Publié le: ven, Oct 20th, 2017

Mort du cycliste Mathieu Riebel, 20 ans : «Il faisait partie de ma vie», dit son entraîneur

Théo Bartuccio, le directeur sportif du VCA Le Bourget (Seine-Saint-Denis), est « effondré » après le décès de son jeune coureur lors du Tour de Nouvelle-Calédonie.

 

Le cyclisme francilien est en deuil. Le grand espoir Mathieu Riebel (20 ans) est décédé en course lors de la 9e étape du Tour de Nouvelle-Calédonie. Le coureur du VCA Le Bourget (Seine-Saint-Denis), qui disputait cette épreuve pour une équipe locale, a été heurté par une ambulance arrivant en sens inverse. Mathieu Riebel était étudiant en Staps à la fac d’Evry et vivait à Vigneux (Essonne). Son directeur sportif au VCA Le Bourget, Théo Bartuccio est « effondré ».

Comment réagissez-vous au décès de votre jeune coureur ? THEO BARTUCCIO. Quand sa maman m’a téléphoné à 6 heures ce matin (vendredi), j’ai tout de suite compris. J’ai pris un gros coup de massue. J’ai toujours été très proche de mes coureurs. Mais avec Mathieu, notre lien était encore plus fort. La veille de chaque course, Mathieu venait dormir chez moi. Mes filles le connaissaient, s’amusaient avec lui. Il faisait partie de ma vie. C’est comme si j’avais perdu un membre de ma famille. C’est un gros choc. Je n’arrête pas de pleurer.
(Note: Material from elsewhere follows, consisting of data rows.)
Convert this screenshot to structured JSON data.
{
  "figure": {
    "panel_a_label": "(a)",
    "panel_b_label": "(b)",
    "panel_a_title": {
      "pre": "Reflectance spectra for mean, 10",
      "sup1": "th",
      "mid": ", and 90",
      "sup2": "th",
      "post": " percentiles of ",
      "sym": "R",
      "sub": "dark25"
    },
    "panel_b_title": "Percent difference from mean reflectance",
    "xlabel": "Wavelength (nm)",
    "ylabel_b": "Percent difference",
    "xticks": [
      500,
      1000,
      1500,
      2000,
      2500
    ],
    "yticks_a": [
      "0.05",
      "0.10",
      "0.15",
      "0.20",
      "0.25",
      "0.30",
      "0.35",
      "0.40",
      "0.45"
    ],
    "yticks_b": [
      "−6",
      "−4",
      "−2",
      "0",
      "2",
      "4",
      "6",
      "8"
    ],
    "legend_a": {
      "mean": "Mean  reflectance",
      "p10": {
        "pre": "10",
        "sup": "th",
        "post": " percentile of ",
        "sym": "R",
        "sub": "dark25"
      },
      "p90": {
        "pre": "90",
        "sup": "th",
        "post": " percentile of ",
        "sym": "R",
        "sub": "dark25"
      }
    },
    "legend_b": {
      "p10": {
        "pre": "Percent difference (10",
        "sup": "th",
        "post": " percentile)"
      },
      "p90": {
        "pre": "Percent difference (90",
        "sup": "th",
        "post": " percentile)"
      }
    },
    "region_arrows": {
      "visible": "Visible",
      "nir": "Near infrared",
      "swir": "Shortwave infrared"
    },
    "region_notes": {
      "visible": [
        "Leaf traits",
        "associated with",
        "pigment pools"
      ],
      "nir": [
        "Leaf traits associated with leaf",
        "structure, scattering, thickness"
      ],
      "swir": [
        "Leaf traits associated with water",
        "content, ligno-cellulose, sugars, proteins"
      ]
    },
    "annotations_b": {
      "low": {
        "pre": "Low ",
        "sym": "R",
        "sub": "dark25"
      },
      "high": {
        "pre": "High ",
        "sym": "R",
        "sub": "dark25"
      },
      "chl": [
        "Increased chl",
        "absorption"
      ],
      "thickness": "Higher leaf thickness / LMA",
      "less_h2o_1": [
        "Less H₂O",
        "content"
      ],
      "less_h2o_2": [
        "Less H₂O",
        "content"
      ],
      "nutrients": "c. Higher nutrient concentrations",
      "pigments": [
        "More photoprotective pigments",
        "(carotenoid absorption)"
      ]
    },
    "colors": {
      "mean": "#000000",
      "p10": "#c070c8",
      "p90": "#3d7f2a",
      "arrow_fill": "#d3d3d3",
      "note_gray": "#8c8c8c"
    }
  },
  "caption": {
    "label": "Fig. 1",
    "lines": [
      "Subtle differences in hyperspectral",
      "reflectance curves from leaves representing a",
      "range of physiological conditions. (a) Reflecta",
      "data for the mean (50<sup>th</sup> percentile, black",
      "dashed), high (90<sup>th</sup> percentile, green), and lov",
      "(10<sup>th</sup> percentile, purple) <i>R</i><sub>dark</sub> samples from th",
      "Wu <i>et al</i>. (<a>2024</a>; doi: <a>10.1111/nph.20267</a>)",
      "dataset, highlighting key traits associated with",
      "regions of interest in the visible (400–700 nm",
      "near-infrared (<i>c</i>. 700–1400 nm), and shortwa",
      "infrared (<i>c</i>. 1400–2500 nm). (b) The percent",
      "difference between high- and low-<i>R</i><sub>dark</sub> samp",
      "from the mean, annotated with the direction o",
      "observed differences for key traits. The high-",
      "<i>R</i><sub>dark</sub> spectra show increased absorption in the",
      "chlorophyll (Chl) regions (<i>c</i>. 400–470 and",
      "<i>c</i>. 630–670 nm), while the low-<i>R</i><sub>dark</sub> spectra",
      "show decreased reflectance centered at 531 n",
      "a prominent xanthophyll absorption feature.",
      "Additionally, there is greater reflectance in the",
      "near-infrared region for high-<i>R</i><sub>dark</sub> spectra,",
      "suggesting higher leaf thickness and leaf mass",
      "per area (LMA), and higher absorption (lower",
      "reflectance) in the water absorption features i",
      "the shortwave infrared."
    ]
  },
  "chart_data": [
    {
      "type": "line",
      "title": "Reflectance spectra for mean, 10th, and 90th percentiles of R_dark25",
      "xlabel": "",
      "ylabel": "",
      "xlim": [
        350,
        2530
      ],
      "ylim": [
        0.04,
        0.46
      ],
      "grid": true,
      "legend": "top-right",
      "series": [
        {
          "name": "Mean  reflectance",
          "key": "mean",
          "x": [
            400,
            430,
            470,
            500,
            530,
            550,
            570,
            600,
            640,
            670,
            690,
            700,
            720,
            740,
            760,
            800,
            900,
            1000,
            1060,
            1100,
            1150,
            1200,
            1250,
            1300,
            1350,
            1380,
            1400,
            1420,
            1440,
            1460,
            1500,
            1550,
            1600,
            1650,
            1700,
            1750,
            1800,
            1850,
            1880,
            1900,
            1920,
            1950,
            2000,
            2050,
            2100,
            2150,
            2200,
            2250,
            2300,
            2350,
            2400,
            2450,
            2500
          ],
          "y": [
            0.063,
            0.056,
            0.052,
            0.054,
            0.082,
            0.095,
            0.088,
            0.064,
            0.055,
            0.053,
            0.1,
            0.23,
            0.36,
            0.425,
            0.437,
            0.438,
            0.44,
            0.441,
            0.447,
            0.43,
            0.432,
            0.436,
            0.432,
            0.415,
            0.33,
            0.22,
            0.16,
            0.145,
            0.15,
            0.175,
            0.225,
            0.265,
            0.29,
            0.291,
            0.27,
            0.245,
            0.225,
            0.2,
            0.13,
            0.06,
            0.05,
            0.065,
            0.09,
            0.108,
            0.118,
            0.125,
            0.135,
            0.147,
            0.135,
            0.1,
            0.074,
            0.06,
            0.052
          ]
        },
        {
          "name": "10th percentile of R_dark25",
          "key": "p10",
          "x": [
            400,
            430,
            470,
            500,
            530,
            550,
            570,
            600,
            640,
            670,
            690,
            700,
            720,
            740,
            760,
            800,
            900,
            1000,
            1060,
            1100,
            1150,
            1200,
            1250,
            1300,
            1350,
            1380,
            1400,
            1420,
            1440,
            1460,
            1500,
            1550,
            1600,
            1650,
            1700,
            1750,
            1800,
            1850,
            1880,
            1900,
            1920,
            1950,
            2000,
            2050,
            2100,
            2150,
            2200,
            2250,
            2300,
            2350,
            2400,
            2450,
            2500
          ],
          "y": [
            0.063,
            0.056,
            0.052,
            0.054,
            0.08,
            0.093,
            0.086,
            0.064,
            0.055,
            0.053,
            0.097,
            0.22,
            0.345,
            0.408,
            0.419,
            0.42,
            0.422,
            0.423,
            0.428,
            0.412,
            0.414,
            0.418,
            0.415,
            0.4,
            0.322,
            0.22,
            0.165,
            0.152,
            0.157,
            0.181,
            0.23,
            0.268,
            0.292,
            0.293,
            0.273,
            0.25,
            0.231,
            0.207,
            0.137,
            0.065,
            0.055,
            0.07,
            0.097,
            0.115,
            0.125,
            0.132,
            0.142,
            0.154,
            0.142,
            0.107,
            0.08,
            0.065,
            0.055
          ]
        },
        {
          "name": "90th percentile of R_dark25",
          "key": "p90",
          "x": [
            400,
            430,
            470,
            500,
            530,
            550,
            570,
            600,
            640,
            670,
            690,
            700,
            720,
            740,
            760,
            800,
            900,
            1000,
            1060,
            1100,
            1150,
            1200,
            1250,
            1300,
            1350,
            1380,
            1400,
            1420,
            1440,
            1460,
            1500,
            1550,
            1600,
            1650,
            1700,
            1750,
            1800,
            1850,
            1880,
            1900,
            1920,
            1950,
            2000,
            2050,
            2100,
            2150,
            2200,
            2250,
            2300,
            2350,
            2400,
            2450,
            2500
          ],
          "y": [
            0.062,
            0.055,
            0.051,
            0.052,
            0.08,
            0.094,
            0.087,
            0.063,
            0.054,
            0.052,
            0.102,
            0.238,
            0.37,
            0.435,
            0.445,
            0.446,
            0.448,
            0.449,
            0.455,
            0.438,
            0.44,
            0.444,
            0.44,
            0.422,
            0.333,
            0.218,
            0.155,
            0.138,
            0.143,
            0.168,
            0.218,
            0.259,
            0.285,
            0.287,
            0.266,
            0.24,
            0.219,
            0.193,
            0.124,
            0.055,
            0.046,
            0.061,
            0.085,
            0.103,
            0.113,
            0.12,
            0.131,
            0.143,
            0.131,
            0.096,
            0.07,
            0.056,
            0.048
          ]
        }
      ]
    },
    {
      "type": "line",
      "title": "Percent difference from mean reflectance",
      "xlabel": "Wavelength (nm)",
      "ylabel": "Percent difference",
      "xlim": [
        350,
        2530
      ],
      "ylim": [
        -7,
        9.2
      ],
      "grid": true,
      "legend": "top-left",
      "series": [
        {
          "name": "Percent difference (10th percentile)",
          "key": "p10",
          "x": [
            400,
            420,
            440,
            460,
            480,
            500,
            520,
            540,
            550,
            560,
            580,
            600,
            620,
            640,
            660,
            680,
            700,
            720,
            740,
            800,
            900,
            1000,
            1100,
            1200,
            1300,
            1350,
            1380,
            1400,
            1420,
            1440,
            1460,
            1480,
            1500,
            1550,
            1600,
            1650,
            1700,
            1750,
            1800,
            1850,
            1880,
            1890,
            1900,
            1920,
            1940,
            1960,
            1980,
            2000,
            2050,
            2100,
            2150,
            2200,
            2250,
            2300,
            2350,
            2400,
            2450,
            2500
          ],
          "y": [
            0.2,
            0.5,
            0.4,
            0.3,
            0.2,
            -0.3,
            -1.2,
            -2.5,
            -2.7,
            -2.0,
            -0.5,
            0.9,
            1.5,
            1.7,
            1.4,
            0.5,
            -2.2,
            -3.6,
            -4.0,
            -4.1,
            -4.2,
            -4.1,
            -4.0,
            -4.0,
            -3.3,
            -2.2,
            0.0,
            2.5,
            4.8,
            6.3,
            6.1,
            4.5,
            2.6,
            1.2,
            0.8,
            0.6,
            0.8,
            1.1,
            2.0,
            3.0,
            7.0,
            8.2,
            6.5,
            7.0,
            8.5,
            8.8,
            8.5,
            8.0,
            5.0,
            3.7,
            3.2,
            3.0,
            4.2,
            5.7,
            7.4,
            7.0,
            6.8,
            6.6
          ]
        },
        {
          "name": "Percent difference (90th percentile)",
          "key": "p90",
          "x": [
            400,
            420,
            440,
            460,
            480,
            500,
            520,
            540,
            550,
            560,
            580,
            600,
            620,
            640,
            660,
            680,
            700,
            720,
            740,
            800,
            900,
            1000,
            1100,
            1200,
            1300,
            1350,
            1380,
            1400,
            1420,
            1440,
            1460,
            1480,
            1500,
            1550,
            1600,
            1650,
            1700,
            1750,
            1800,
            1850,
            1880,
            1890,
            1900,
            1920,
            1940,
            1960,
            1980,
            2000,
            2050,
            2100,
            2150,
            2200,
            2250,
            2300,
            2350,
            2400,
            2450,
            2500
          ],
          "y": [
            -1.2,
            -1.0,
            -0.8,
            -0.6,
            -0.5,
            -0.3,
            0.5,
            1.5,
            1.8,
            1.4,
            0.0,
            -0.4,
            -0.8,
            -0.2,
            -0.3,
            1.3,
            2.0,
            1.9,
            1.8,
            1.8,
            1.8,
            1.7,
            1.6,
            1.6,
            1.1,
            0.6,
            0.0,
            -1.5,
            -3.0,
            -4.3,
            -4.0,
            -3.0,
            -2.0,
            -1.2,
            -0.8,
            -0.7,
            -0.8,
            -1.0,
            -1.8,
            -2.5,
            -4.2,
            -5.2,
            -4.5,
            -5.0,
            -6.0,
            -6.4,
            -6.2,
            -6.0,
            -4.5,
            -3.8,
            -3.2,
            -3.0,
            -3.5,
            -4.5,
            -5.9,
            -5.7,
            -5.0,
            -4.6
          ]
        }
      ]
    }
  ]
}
C’est injuste.

Comment était Mathieu dans la vie et sur le vélo ? C’était un gamin adorable et attachant. Il ne disait jamais un mot de travers. C’était extraordinaire de le faire progresser car il avait soif d’apprendre. Il était vraiment passionné par son sport. C’était aussi un gros talent. Son rêve était de passer professionnel. Je suis sûr qu’il serait allé loin. C’était un finisseur. Moi, je l’avais repéré alors qu’il courait chez les juniors à Montgeron-Vigneux lors d’une épreuve sur piste. Il avait été impressionnant. Pour sa première course en Elite avec nous, il avait failli battre Samuel Plouhinec (NDLR : l’ancien champion de France amateurs, 400 victoires). Ses deux ans avec nous lui ont permis de découvrir le haut-niveau. Pour 2018, il avait signé au Guidon Châlettois pour passer un cap.
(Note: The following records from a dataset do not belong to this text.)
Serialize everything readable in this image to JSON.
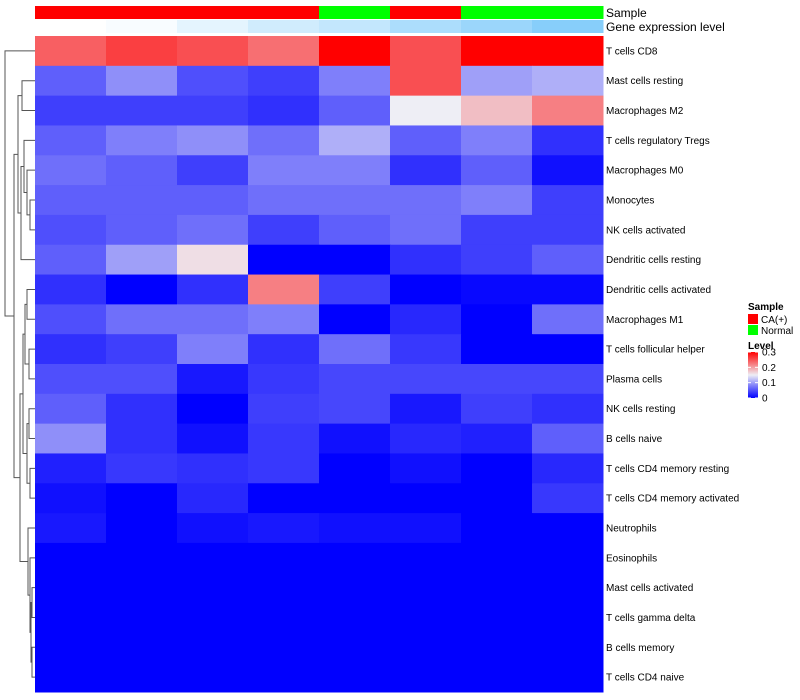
{
  "chart_data": {
    "type": "heatmap",
    "column_annotations": [
      {
        "name": "Sample",
        "values": [
          "CA(+)",
          "CA(+)",
          "CA(+)",
          "CA(+)",
          "Normal",
          "CA(+)",
          "Normal",
          "Normal"
        ]
      },
      {
        "name": "Gene expression level",
        "values": [
          0.0,
          0.02,
          0.08,
          0.14,
          0.18,
          0.25,
          0.3,
          0.36
        ]
      }
    ],
    "rows": [
      "T cells CD8",
      "Mast cells resting",
      "Macrophages M2",
      "T cells regulatory  Tregs",
      "Macrophages M0",
      "Monocytes",
      "NK cells activated",
      "Dendritic cells resting",
      "Dendritic cells activated",
      "Macrophages M1",
      "T cells follicular helper",
      "Plasma cells",
      "NK cells resting",
      "B cells naive",
      "T cells CD4 memory resting",
      "T cells CD4 memory activated",
      "Neutrophils",
      "Eosinophils",
      "Mast cells activated",
      "T cells gamma delta",
      "B cells memory",
      "T cells CD4 naive"
    ],
    "values": [
      [
        0.24,
        0.26,
        0.25,
        0.23,
        0.3,
        0.25,
        0.3,
        0.3
      ],
      [
        0.06,
        0.09,
        0.05,
        0.04,
        0.08,
        0.25,
        0.1,
        0.11
      ],
      [
        0.04,
        0.04,
        0.04,
        0.03,
        0.06,
        0.15,
        0.18,
        0.22
      ],
      [
        0.06,
        0.08,
        0.09,
        0.07,
        0.11,
        0.06,
        0.08,
        0.03
      ],
      [
        0.07,
        0.06,
        0.04,
        0.08,
        0.08,
        0.03,
        0.06,
        0.01
      ],
      [
        0.06,
        0.06,
        0.06,
        0.07,
        0.07,
        0.07,
        0.08,
        0.04
      ],
      [
        0.05,
        0.06,
        0.07,
        0.04,
        0.06,
        0.07,
        0.04,
        0.04
      ],
      [
        0.06,
        0.1,
        0.16,
        0.0,
        0.0,
        0.03,
        0.04,
        0.06
      ],
      [
        0.03,
        0.0,
        0.03,
        0.22,
        0.04,
        0.0,
        0.005,
        0.005
      ],
      [
        0.05,
        0.07,
        0.07,
        0.08,
        0.0,
        0.025,
        0.0,
        0.07
      ],
      [
        0.03,
        0.04,
        0.08,
        0.03,
        0.07,
        0.035,
        0.0,
        0.0
      ],
      [
        0.05,
        0.05,
        0.015,
        0.035,
        0.045,
        0.045,
        0.045,
        0.045
      ],
      [
        0.06,
        0.03,
        0.0,
        0.04,
        0.045,
        0.015,
        0.04,
        0.03
      ],
      [
        0.09,
        0.03,
        0.01,
        0.035,
        0.01,
        0.025,
        0.02,
        0.06
      ],
      [
        0.02,
        0.035,
        0.03,
        0.035,
        0.0,
        0.01,
        0.0,
        0.025
      ],
      [
        0.01,
        0.0,
        0.025,
        0.0,
        0.0,
        0.0,
        0.0,
        0.035
      ],
      [
        0.015,
        0.0,
        0.01,
        0.015,
        0.01,
        0.01,
        0.0,
        0.0
      ],
      [
        0.0,
        0.0,
        0.0,
        0.0,
        0.0,
        0.0,
        0.0,
        0.0
      ],
      [
        0.0,
        0.0,
        0.0,
        0.0,
        0.0,
        0.0,
        0.0,
        0.0
      ],
      [
        0.0,
        0.0,
        0.0,
        0.0,
        0.0,
        0.0,
        0.0,
        0.0
      ],
      [
        0.0,
        0.0,
        0.0,
        0.0,
        0.0,
        0.0,
        0.0,
        0.0
      ],
      [
        0.0,
        0.0,
        0.0,
        0.0,
        0.0,
        0.0,
        0.0,
        0.0
      ]
    ],
    "color_scale": {
      "min": 0,
      "mid": 0.15,
      "max": 0.3,
      "low_color": "#0000ff",
      "mid_color": "#eeeef5",
      "high_color": "#ff0000"
    },
    "dendrogram": "rows, left side",
    "legend": {
      "sample_title": "Sample",
      "sample_items": [
        {
          "label": "CA(+)",
          "color": "#ff0000"
        },
        {
          "label": "Normal",
          "color": "#00ff00"
        }
      ],
      "level_title": "Level",
      "level_ticks": [
        "0.3",
        "0.2",
        "0.1",
        "0"
      ],
      "level_tick_values": [
        0.3,
        0.2,
        0.1,
        0
      ],
      "placement": "right"
    },
    "annotation_colors": {
      "sample": {
        "CA(+)": "#ff0000",
        "Normal": "#00ff00"
      },
      "expression_low": "#ffffff",
      "expression_high": "#87cefa"
    }
  }
}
En juin dernier, vous avez lancé le mouvement «Un vélo pour la Vie» pour réagir aux décès de nombreux cyclistes à l’entraînement… Mathieu est décédé en course, ce n’est pas le même contexte. Mais je pars du principe qu’un cycliste qui meurt, c’est inadmissible. Au moment où je vous parle, j’ai beaucoup de tristesse et j’ai besoin de pleurer pour évacuer. Un ami est venu me soutenir. Mais je me connais. Cette tristesse va se transformer en haine. Car je suis très énervé. Quand je vais me relever de ce choc, certains vont dérouiller. La mort de Mathieu va décupler mes forces. J’ai une mission : mettre la communauté cycliste en sécurité. J’irai jusqu’au bout. Avec Mathieu on avait parlé de mon Association. Mais à 20 ans, on se croit immortel. Cette nouvelle tragédie qui arrive après de nombreux drames montre malheureusement qu’il faut rester vigilant, en toute circonstance.